For its latest title, EA (s erts) has brought Bioware’s Mass Effect to iPhone. This installment builds on the story from the original critically acclaimed console game.
Set in the same universe as the original console game, Mass Effect Galaxy features a rich story peppered with action-packed gunplay.
As you’d expect with a game set in the Mass Effect universe, the game is driven by a strong plot, leading you from one shoot out to the next. Imagine an episode of 24 set in outer-space featuring feuding alien races, with you as an intergalactic Jack Bauer.
Talk First, Shoot Later
The story is compelling, but the conversation branching — being able to guide your character through interactive dialogue scenes — seems like smoke and mirrors. More often than not it seems thst there’s a predetermined outcome to a conversation and that there’s nothing that can be done to change it.

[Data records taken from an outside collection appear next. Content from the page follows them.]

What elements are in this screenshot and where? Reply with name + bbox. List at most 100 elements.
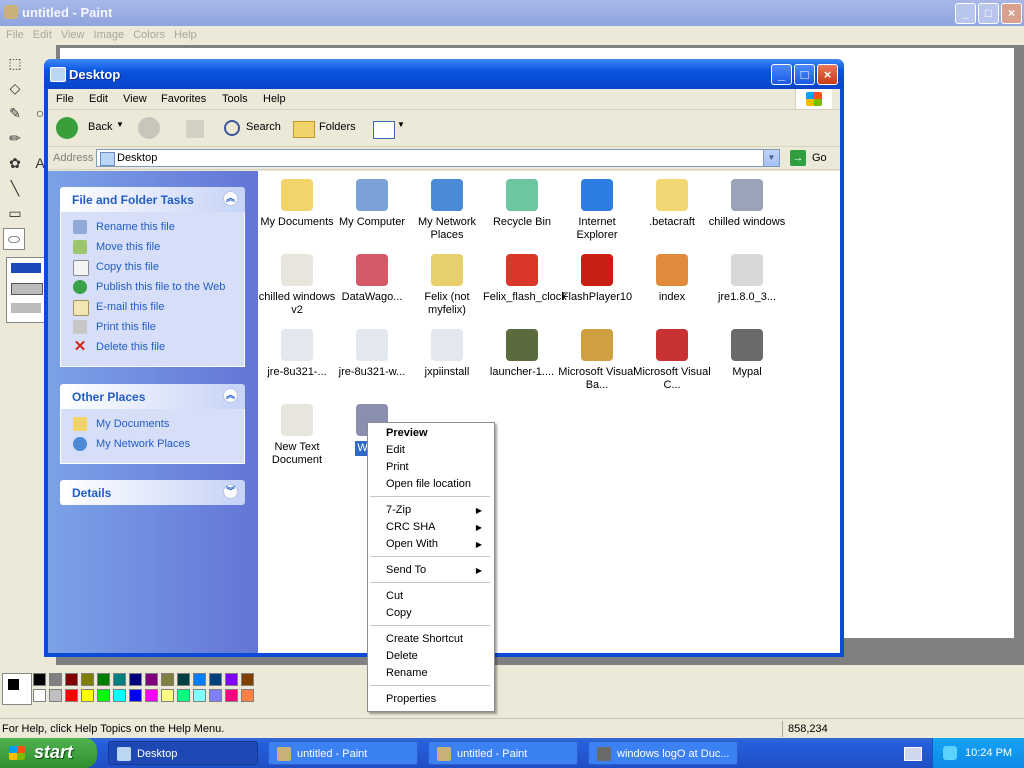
context-menu-item-print[interactable]: Print xyxy=(386,461,490,475)
paint-menu-edit[interactable]: Edit xyxy=(33,29,52,41)
context-menu-item-properties[interactable]: Properties xyxy=(386,693,490,707)
color-swatch[interactable] xyxy=(129,689,142,702)
keyboard-icon[interactable] xyxy=(904,747,922,761)
airbrush-icon[interactable]: ✿ xyxy=(5,153,25,173)
address-dropdown-icon[interactable]: ▼ xyxy=(763,150,779,166)
file-item[interactable]: My Documents xyxy=(258,179,336,229)
start-button[interactable]: start xyxy=(0,738,97,768)
paint-menu-colors[interactable]: Colors xyxy=(133,29,165,41)
tool-options-box[interactable] xyxy=(6,257,48,323)
task-move[interactable]: Move this file xyxy=(61,238,244,258)
address-input[interactable]: Desktop ▼ xyxy=(96,149,780,167)
file-item[interactable]: Mypal xyxy=(708,329,786,379)
up-folder-icon[interactable] xyxy=(186,120,204,138)
color-swatch[interactable] xyxy=(177,689,190,702)
eraser-icon[interactable]: ◇ xyxy=(5,78,25,98)
task-delete[interactable]: ✕ Delete this file xyxy=(61,338,244,358)
task-copy[interactable]: Copy this file xyxy=(61,258,244,278)
color-swatch[interactable] xyxy=(33,689,46,702)
color-swatch[interactable] xyxy=(81,689,94,702)
place-my-documents[interactable]: My Documents xyxy=(61,415,244,435)
forward-button[interactable] xyxy=(138,117,160,139)
task-publish[interactable]: Publish this file to the Web xyxy=(61,278,244,298)
context-menu-item-preview[interactable]: Preview xyxy=(386,427,490,441)
color-swatch[interactable] xyxy=(97,689,110,702)
tray-app-icon[interactable] xyxy=(943,746,957,760)
context-menu-item-7-zip[interactable]: 7-Zip ▶ xyxy=(386,504,490,518)
file-item[interactable]: chilled windows v2 xyxy=(258,254,336,317)
context-menu-item-open-file-location[interactable]: Open file location xyxy=(386,478,490,492)
menu-help[interactable]: Help xyxy=(263,93,286,105)
file-item[interactable]: jre-8u321-... xyxy=(258,329,336,379)
file-item[interactable]: index xyxy=(633,254,711,304)
context-menu-item-edit[interactable]: Edit xyxy=(386,444,490,458)
file-folder-tasks-header[interactable]: File and Folder Tasks ︽ xyxy=(60,187,245,212)
color-swatch[interactable] xyxy=(209,689,222,702)
search-button[interactable]: Search xyxy=(220,117,284,141)
file-item[interactable]: Recycle Bin xyxy=(483,179,561,229)
file-item[interactable]: launcher-1.... xyxy=(483,329,561,379)
explorer-maximize-button[interactable]: □ xyxy=(794,64,815,85)
file-item[interactable]: Felix_flash_clock xyxy=(483,254,567,304)
color-swatch[interactable] xyxy=(193,673,206,686)
line-tool-icon[interactable]: ╲ xyxy=(5,178,25,198)
color-swatch[interactable] xyxy=(161,673,174,686)
free-select-icon[interactable]: ⬚ xyxy=(5,53,25,73)
file-item[interactable]: jre1.8.0_3... xyxy=(708,254,786,304)
current-colors[interactable] xyxy=(2,673,32,705)
pencil-icon[interactable]: ✏ xyxy=(5,128,25,148)
file-item[interactable]: My Network Places xyxy=(408,179,486,242)
color-swatch[interactable] xyxy=(161,689,174,702)
paint-menu-image[interactable]: Image xyxy=(94,29,125,41)
collapse-chevron-icon[interactable]: ︽ xyxy=(223,191,238,206)
task-email[interactable]: E-mail this file xyxy=(61,298,244,318)
color-swatch[interactable] xyxy=(65,673,78,686)
context-menu-item-rename[interactable]: Rename xyxy=(386,667,490,681)
file-item[interactable]: My Computer xyxy=(333,179,411,229)
explorer-close-button[interactable]: × xyxy=(817,64,838,85)
context-menu-item-cut[interactable]: Cut xyxy=(386,590,490,604)
paint-maximize-button[interactable]: □ xyxy=(978,3,999,24)
file-item[interactable]: Felix (not myfelix) xyxy=(408,254,486,317)
details-header[interactable]: Details ︾ xyxy=(60,480,245,505)
ellipse-tool-icon[interactable]: ⬭ xyxy=(3,228,25,250)
expand-chevron-icon[interactable]: ︾ xyxy=(223,484,238,499)
back-button[interactable]: Back ▼ xyxy=(56,117,124,141)
color-swatch[interactable] xyxy=(145,673,158,686)
context-menu-item-delete[interactable]: Delete xyxy=(386,650,490,664)
color-swatch[interactable] xyxy=(113,673,126,686)
explorer-minimize-button[interactable]: _ xyxy=(771,64,792,85)
paint-minimize-button[interactable]: _ xyxy=(955,3,976,24)
menu-file[interactable]: File xyxy=(56,93,74,105)
views-button[interactable]: ▼ xyxy=(370,117,406,141)
color-swatch[interactable] xyxy=(33,673,46,686)
clock[interactable]: 10:24 PM xyxy=(965,747,1012,759)
color-swatch[interactable] xyxy=(97,673,110,686)
context-menu-item-crc-sha[interactable]: CRC SHA ▶ xyxy=(386,521,490,535)
color-swatch[interactable] xyxy=(193,689,206,702)
task-rename[interactable]: Rename this file xyxy=(61,218,244,238)
file-item[interactable]: jxpiinstall xyxy=(408,329,486,379)
color-swatch[interactable] xyxy=(225,689,238,702)
file-item[interactable]: Microsoft Visual Ba... xyxy=(558,329,636,392)
paint-menu-view[interactable]: View xyxy=(61,29,85,41)
color-swatch[interactable] xyxy=(225,673,238,686)
color-swatch[interactable] xyxy=(113,689,126,702)
color-swatch[interactable] xyxy=(145,689,158,702)
other-places-header[interactable]: Other Places ︽ xyxy=(60,384,245,409)
taskbar-item-desktop[interactable]: Desktop xyxy=(108,741,258,765)
file-item[interactable]: New Text Document xyxy=(258,404,336,467)
file-item[interactable]: chilled windows xyxy=(708,179,786,229)
place-my-network-places[interactable]: My Network Places xyxy=(61,435,244,455)
paint-menu-help[interactable]: Help xyxy=(174,29,197,41)
context-menu-item-copy[interactable]: Copy xyxy=(386,607,490,621)
taskbar-item-browser[interactable]: windows logO at Duc... xyxy=(588,741,738,765)
file-item[interactable]: Internet Explorer xyxy=(558,179,636,242)
color-swatch[interactable] xyxy=(49,673,62,686)
color-swatch[interactable] xyxy=(177,673,190,686)
context-menu-item-create-shortcut[interactable]: Create Shortcut xyxy=(386,633,490,647)
file-item[interactable]: FlashPlayer10 xyxy=(558,254,636,304)
color-swatch[interactable] xyxy=(81,673,94,686)
context-menu-item-send-to[interactable]: Send To ▶ xyxy=(386,564,490,578)
color-swatch[interactable] xyxy=(65,689,78,702)
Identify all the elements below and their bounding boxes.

Setting dialogue navigation aside though, the artwork and animation is impeccable. Instead of going for hi-res 3D motion graphic sequences, we’re treated to a cartoony take on the Mass Effect universe. Indeed it was so effective that I was left hankering for a Mass Effect Saturday morning cartoon.
Tilt ‘n’ Tote
The combat sequences, slotted in between each dialogue segment, are played from a birds-eye view. The controls are a great twist on an established genre: your mercenary fires automatically, it’s up to you to tilt the iPhone, moving him to a more strategic area of the map.
Unfortunately, on my iPhone 3G, the combat sequences suffer from slowdown. At times, the game is rendered unplayable to the point that I rebooted the iPhone several times throughout the game. Plus, the game suffers from an occasional bug whereby a combat sequence begins but you’re unable to control the main character. It’s a horrid bug and, for EA and BioWare, unexpected and improper.
There are also long loading times between combat rooms. Its frustrating enough to have to wait a minute or more to play through a 30 second sequence, it’s worse still that EA has seen fit to place advertisements on the loading screens. It’s a real drag to be advertised to in a premium app, especially when the advertising breaks up the story and ruins what little immersion the game has to offer.
Summing Up: Rotten Apple Award
EA needs to up its game on iPhone. It may be the big boy on console and PC, but young upstarts like ngMoco, Chillingo and BulkyPix are making better games — games that are fun and stable.
Gamers who are familiar with Mass Effect would be forgiven for expecting more from the iPhone iteration. The game’s bugs are a major disappointment and, while it may be an interesting play for avid followers of the franchise, this is one to avoid for everyone else.